Tuesday, February 05, 2008

suspenseful tuesday

In the end, I went with Obama. Whereas Hillary is a bit of a moderate who’s rabidly despised by Republicans, Obama seems like a progressive who’s managed to convince people he’s Mr. Nonpartisan. Also, he’s worldly in the most literal sense, which I think we need right now. But even as I inked my ballot, I wanted to give Hillary a hug.

My polling place—an Eagles lodge in Eagle Rock (how American is that?)—was pleasantly busy, making me realize how not busy the polling places in my two previous neighborhoods (West Adams and Mid-City) usually were. I could observe that both those areas were poorer and more heavily African American, whereas Eagle Rock is pretty mixed and middle class, and I could speculate that the lines were probably really long in Santa Monica.

But this election is all about optimism, right? So let’s assume that voter turnout is high all around the city today, that my previous polling places—a Baptist church and a Presbyterian church—are packed right now with people excited about electing somebody who is not George W. Bush.

That’s the best part. No matter who wins the general election, it will not be George W. Bush. Unless it’s Mitt Romney, who really is George W. Bush, but who, luckily, is as boring as he is evil and inarticulate.

If you haven’t voted yet, I highly recommend doing so. You’ll come away with a sticker, a story about how disorganized and archaic our electoral system is but how charming old people are (“I don’t see your address…oh wait, here it is. When you’re done, give your ballot to the little Oriental lady over there…well, she’s not there right now, but she’ll be back in a minute”) and that satisfied if tentative feeling that you’re doing something to get us out of this mess.

6 comments:

Hyperion said...

I agree with finding the whole experience charming. I wanted to give America a big ol' hug.

And God bless old people. NOW I know why we keep them around.

erin said...

As NPDTS voters (and of course that's non-partisan-decline-to-state) our voting mailer told ER and me that we had the option of getting the Democratic ballot, the Independent Party ballot, or the nonpartisan ballot. We both made the mistake of thinking we made that decision *at* our electronic voting booth, as opposed to *before* we were directed to a booth by a nice poll worker.
Not the case. Fortunately I didn't hit "cast ballot" when I realized I had gotten to the end and hadn't yet voted for Hillary (after reading "Living History" a few years back I decided I really want her to be president... and I find Obama to be a little too celebrity (the Oprah endorsement backfired for me) and a little lacking in substance) and I was able to cancel that nonpartisan ballot and get the Democratic ballot. Poor ER pressed "cast ballot" without realizing that meant she *didn't* get to vote for Hillary. She was pissed all day long at having gone to the polls only to vote on propositions we didn't fully understand, anyway. Hopefully we at least set a lesson for the nice old ladies at our polling place... to make it clear that when they say "NPDTS?" and the person responds "yes?" to make sure they know they're getting a nonpartisan ballot and won't be voting in a primary unless they specifically ask for the Dem or Ind ballot.

Cheryl said...

Hyp: This is like the Year of Niceness. I think it's nice.

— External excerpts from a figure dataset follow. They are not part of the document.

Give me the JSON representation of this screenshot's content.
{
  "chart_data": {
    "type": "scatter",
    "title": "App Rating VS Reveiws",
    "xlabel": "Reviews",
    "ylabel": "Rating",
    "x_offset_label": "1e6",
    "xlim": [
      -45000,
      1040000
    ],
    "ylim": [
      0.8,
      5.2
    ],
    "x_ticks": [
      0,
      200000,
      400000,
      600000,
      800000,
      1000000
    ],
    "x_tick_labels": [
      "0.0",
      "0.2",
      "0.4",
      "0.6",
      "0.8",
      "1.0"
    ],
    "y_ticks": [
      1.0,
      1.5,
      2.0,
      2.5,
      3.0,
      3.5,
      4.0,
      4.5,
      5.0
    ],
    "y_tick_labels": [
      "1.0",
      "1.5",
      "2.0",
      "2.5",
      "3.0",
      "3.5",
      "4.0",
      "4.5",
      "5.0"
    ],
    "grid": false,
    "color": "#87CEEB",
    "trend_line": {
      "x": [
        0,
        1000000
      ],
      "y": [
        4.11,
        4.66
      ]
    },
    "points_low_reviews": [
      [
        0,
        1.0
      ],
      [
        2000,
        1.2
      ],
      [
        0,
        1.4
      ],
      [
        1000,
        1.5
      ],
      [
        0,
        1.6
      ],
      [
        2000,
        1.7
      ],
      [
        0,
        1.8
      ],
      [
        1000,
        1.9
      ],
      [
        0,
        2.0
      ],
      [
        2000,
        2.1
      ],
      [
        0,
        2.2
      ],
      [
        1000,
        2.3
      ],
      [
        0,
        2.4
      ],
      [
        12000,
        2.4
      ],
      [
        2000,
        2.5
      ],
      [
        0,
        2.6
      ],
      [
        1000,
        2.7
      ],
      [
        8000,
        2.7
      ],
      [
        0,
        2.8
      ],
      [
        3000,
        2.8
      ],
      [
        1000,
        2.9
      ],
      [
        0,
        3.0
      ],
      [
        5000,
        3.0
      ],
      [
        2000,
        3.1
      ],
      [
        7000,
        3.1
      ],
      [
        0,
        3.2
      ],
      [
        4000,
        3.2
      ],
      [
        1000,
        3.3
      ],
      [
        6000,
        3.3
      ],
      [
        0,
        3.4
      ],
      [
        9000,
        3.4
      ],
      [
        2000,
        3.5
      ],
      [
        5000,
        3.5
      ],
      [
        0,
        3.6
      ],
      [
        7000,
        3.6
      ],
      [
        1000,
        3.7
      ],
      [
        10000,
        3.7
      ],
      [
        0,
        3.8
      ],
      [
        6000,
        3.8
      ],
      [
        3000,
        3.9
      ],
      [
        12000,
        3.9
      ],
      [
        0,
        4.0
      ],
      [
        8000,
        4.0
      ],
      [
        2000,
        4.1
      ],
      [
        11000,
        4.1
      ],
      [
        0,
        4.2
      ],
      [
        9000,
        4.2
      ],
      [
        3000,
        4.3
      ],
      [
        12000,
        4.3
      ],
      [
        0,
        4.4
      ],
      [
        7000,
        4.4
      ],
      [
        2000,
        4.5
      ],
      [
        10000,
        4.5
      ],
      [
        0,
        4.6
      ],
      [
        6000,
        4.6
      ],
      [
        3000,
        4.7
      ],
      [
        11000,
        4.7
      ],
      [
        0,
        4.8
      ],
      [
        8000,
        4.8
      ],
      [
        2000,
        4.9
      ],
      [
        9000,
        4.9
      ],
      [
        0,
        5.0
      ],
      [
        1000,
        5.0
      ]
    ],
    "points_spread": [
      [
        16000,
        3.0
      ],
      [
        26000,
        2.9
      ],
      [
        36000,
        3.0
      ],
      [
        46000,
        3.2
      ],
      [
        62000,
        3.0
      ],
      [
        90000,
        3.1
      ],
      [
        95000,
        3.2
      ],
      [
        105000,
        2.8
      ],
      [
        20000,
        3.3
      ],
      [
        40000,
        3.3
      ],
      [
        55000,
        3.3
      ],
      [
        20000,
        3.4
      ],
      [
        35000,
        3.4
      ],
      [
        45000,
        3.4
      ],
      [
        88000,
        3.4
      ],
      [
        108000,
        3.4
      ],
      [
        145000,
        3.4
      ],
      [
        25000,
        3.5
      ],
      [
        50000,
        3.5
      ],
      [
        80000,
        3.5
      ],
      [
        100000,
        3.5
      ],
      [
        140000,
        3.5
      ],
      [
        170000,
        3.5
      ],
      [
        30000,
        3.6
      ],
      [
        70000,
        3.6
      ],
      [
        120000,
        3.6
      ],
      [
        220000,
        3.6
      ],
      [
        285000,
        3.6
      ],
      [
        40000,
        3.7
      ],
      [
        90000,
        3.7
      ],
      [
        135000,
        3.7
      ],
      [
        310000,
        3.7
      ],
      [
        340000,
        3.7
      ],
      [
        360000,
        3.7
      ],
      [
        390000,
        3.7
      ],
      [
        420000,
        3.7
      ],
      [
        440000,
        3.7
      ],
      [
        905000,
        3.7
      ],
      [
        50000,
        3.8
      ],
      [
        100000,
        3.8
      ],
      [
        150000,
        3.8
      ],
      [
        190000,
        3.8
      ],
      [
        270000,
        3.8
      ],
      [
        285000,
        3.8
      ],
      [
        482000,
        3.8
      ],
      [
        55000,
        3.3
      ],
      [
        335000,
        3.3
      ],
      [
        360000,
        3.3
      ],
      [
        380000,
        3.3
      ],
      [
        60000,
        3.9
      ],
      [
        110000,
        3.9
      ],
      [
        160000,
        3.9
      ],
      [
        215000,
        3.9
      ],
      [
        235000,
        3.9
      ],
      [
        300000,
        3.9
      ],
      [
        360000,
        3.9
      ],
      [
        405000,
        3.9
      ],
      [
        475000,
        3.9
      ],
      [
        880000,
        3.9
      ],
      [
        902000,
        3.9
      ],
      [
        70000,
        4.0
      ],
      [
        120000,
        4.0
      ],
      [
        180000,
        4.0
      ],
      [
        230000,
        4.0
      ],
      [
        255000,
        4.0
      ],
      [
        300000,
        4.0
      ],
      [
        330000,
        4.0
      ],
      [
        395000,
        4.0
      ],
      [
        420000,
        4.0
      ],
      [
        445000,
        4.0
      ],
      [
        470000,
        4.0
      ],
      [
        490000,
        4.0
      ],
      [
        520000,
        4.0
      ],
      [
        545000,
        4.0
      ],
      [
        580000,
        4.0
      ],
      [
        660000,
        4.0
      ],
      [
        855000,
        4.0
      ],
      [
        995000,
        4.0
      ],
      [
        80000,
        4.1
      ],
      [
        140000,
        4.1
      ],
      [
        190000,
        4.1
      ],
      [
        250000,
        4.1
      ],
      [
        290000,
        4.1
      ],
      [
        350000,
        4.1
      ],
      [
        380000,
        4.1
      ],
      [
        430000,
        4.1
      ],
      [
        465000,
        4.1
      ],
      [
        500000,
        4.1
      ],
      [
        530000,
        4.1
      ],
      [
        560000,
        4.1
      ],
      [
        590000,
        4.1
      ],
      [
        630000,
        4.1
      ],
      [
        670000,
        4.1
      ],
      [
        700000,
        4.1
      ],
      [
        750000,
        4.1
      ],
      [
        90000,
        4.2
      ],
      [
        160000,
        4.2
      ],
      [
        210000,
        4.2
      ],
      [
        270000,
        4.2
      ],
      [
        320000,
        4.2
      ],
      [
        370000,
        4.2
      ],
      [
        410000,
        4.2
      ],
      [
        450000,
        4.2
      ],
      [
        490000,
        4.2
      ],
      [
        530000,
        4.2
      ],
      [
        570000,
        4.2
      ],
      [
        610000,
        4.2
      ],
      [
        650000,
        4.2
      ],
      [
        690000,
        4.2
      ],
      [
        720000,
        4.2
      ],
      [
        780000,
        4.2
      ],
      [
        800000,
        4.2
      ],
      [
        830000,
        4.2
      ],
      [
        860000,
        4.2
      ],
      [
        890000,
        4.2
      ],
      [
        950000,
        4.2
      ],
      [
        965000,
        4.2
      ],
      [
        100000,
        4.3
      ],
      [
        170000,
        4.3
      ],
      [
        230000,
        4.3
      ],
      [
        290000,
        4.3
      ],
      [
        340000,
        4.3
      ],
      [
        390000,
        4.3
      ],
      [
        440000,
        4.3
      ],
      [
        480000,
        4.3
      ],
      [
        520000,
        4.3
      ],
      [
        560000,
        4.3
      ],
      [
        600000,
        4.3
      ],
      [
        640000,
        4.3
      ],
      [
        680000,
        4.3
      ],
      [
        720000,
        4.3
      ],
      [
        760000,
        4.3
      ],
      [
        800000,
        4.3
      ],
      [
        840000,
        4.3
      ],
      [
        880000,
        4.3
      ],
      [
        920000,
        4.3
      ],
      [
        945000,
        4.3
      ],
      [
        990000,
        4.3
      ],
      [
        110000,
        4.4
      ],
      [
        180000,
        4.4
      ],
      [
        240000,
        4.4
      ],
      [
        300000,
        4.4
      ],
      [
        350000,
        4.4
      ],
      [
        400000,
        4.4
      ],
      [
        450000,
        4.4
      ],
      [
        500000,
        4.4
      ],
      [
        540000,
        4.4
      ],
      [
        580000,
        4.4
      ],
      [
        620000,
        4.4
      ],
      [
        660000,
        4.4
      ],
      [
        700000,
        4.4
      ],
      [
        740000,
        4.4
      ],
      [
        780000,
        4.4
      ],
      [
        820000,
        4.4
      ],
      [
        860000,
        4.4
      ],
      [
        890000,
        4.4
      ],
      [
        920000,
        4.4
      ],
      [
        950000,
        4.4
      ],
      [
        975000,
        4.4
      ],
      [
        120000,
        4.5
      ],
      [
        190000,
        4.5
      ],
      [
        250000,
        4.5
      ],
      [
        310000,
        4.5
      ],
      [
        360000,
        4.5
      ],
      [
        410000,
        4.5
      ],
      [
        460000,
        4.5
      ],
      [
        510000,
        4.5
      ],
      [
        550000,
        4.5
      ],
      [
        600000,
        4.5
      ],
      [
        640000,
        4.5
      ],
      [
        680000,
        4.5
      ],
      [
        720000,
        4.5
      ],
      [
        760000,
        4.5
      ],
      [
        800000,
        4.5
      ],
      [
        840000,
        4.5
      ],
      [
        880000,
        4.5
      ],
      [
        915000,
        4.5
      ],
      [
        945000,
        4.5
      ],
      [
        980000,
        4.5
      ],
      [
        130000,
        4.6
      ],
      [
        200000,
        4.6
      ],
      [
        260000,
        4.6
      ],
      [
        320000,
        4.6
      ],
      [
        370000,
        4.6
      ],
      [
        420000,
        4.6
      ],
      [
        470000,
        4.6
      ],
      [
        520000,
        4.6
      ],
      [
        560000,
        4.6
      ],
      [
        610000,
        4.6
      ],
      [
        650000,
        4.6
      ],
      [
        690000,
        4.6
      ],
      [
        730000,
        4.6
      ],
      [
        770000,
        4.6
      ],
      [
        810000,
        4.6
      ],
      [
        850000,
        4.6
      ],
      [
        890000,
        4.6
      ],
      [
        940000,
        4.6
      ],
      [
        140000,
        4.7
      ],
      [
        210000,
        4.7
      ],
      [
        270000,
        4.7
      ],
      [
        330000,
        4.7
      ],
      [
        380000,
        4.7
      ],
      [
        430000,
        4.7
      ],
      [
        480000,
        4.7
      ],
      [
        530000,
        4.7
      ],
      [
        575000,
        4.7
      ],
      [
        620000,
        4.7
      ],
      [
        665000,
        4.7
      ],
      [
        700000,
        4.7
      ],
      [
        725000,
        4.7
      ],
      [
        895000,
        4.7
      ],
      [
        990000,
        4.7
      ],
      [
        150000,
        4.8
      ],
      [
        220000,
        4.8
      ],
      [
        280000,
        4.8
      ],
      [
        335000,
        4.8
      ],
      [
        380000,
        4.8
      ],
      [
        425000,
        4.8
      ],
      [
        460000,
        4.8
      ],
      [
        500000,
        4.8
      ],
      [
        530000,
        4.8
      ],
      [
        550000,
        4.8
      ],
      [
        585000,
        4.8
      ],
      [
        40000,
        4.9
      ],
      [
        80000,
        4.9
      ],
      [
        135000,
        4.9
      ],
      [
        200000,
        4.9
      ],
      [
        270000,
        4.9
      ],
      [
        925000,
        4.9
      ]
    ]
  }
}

Erin: That's so infuriating. If a voting system is confusing to politically active people with master's degrees and PhDs, IT IS NOT A GOOD SYSTEM.

blog52 said...

My favorite part of the voting experience yesterday was when the poll worker responsible for finding my name and having me sign the book shouted out to the poll worker at the far end of the table, "She'll take a Democratic ballot!"

Everyone in the old folks home where we vote now knows how I'm registered.

Mandy said...

I voted for Hilary though I will be happy if any Democrat gets into the White House and cleans up the mess left by W. I've had numerous debates with co-workers both in my office and on their blogs about Hilary vs. Obama . I like the guy and am glad he's energizing people like never before but the Oprah endorsement sort of turned me off to him. I did my homework and researched both candidates before making my decision-honestly, how many of Oprah's fans would do the same? I just don't like the fact that some people are blindly going to the polls and voting for Obama only because of the celebrity that is backing him. (Yeah, I know--other celebs are backing other candidates too but thus far, none have been more vocal in their support than Oprah.) My point was somewhat proven today when one of the other reporters jumped into the
discussion and said he only voted for Obama because Scarlett Johannson supports Obama and since she's hot, that's all it took to convince him who to vote for.

If nothing else, the election this year is actually getting people to turn out at the polls and get energized about making a difference and believing that their vote will count.

Cheryl said...

B52: If your body turns up in a ditch somewhere, we'll know the Republican senior citizens did it.

Mandy: I guess that's why Mike Huckabee is doing better than expected: because Chuck Norris is so hot.